Dr. Schweitz explained that, under the current buy-and-bill model, physicians do not pay any “fees” or administrative costs to vendors, so the new flat fee, which would be funded from a pool of dollars based on Average Sales Price (ASP)+6%, vs. the current ASP+4.3%, would not keep physicians whole. Moreover, Dr. Schweitz expressed concern that the “flat fee” would continue to reduce as the ASP drops year-over-year, and even those outside the model would be impacted. As a result, the demo is actually a wholesale payment system change because it impacts every provider that delivers Part B drugs.
Administrator Verma did confirm that utilization management would not be included as part of the model, and that vendors should only be viewed as a distribution channel for the medicines physicians need to access for their patients. She also noted that medical organizations, among others, could bid to become vendors. Dr. Schweitz encouraged the agency to make these points explicit in the rule. With respect to copay collection, the Administrator appreciated CSRO’s concerns, but noted this is an issue that practices are accustomed to dealing with at present and that vendors do not have contact with the patient and would be unable to collect these funds directly.

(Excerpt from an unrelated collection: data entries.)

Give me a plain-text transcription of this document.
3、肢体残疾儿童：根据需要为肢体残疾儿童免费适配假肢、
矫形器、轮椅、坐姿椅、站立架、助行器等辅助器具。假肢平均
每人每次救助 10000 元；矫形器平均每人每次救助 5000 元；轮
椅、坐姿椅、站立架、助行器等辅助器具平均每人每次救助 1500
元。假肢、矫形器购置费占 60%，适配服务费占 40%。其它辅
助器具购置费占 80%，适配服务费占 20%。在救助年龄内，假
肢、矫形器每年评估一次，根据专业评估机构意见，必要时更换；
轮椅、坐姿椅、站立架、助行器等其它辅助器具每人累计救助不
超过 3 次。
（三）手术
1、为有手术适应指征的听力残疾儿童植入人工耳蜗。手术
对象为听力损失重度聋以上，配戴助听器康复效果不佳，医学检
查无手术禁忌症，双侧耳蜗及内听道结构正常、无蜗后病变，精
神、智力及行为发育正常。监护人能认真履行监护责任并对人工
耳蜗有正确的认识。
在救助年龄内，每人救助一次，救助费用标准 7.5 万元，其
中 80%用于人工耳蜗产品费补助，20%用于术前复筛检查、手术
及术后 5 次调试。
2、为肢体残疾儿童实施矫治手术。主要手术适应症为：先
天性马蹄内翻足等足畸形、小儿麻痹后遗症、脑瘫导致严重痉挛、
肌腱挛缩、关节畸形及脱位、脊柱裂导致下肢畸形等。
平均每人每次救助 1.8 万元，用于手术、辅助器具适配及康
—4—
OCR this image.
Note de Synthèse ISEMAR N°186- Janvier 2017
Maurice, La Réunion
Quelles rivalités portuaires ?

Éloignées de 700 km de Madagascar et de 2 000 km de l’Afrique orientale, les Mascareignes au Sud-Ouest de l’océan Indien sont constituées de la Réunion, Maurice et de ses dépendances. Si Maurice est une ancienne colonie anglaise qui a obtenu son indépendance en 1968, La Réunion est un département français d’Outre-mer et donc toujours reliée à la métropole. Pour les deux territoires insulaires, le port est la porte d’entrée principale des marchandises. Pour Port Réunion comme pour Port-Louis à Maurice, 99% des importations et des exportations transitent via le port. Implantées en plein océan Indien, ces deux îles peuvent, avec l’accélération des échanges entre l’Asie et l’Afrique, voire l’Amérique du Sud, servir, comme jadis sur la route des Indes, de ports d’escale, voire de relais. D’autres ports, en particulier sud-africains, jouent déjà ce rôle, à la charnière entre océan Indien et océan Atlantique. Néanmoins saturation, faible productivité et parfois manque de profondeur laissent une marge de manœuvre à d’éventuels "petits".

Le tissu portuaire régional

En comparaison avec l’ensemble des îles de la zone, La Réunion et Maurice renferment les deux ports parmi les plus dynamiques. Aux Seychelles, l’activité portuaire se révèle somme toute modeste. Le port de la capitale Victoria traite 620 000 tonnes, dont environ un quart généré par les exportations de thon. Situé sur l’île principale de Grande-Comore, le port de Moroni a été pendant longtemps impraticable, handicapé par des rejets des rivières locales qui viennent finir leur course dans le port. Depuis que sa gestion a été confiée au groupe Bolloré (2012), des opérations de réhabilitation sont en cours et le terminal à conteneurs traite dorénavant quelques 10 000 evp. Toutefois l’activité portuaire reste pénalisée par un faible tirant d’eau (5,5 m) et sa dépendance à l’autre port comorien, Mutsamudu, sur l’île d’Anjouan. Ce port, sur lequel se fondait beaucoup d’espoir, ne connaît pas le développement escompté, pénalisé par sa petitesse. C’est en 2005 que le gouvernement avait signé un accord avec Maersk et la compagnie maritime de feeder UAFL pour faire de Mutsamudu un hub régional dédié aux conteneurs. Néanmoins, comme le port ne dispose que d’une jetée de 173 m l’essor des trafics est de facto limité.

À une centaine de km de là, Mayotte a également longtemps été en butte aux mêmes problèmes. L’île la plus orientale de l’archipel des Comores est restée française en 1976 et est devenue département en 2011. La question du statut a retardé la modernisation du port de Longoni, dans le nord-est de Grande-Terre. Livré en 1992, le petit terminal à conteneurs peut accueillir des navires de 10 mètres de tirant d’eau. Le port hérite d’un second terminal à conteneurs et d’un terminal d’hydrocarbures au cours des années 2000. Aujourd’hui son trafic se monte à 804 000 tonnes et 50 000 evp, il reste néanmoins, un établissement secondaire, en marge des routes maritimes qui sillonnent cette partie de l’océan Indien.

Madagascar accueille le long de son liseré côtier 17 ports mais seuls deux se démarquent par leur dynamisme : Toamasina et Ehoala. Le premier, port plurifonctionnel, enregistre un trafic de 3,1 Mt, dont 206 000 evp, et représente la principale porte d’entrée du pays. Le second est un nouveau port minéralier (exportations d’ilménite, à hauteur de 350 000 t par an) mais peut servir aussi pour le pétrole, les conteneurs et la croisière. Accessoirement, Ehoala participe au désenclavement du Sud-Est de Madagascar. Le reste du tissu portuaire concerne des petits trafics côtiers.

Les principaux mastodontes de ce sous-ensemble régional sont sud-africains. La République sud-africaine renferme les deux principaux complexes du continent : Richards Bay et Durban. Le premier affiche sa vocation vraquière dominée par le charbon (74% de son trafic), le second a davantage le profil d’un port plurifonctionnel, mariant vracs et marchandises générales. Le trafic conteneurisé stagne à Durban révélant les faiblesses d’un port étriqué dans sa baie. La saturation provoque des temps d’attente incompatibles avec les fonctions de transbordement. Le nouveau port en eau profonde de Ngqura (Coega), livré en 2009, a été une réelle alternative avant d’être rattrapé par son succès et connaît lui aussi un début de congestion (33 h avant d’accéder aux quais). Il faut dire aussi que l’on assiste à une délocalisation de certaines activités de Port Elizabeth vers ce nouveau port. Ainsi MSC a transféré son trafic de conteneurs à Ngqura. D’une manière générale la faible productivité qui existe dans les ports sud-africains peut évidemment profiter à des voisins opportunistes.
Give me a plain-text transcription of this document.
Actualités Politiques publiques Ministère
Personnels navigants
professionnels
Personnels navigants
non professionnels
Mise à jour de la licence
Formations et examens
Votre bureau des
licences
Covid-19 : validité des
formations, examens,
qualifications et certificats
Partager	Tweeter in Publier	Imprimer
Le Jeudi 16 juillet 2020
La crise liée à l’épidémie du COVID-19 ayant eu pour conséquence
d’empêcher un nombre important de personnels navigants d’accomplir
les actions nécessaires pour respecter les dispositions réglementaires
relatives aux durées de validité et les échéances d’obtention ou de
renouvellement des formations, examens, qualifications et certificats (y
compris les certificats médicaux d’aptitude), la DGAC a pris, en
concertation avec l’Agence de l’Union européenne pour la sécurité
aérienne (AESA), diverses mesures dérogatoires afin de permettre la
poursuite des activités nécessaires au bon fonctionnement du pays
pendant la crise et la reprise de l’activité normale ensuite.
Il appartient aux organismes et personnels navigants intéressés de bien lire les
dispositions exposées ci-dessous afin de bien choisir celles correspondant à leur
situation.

Later, in conversations with Health and Human Services (HHS) officials on alternatives to the existing drug model proposals, Daniel Best and John O’Brien, MD emphasized the importance of lowering list prices for Part B drugs and pushing financial risk to providers, while keeping decision-making between the physician and beneficiary. Administrator Verma and Dr. Guram encouraged CSRO to submit these and other issues in written comments, and to continue reaching out to CMS as other questions and concerns come to the surface.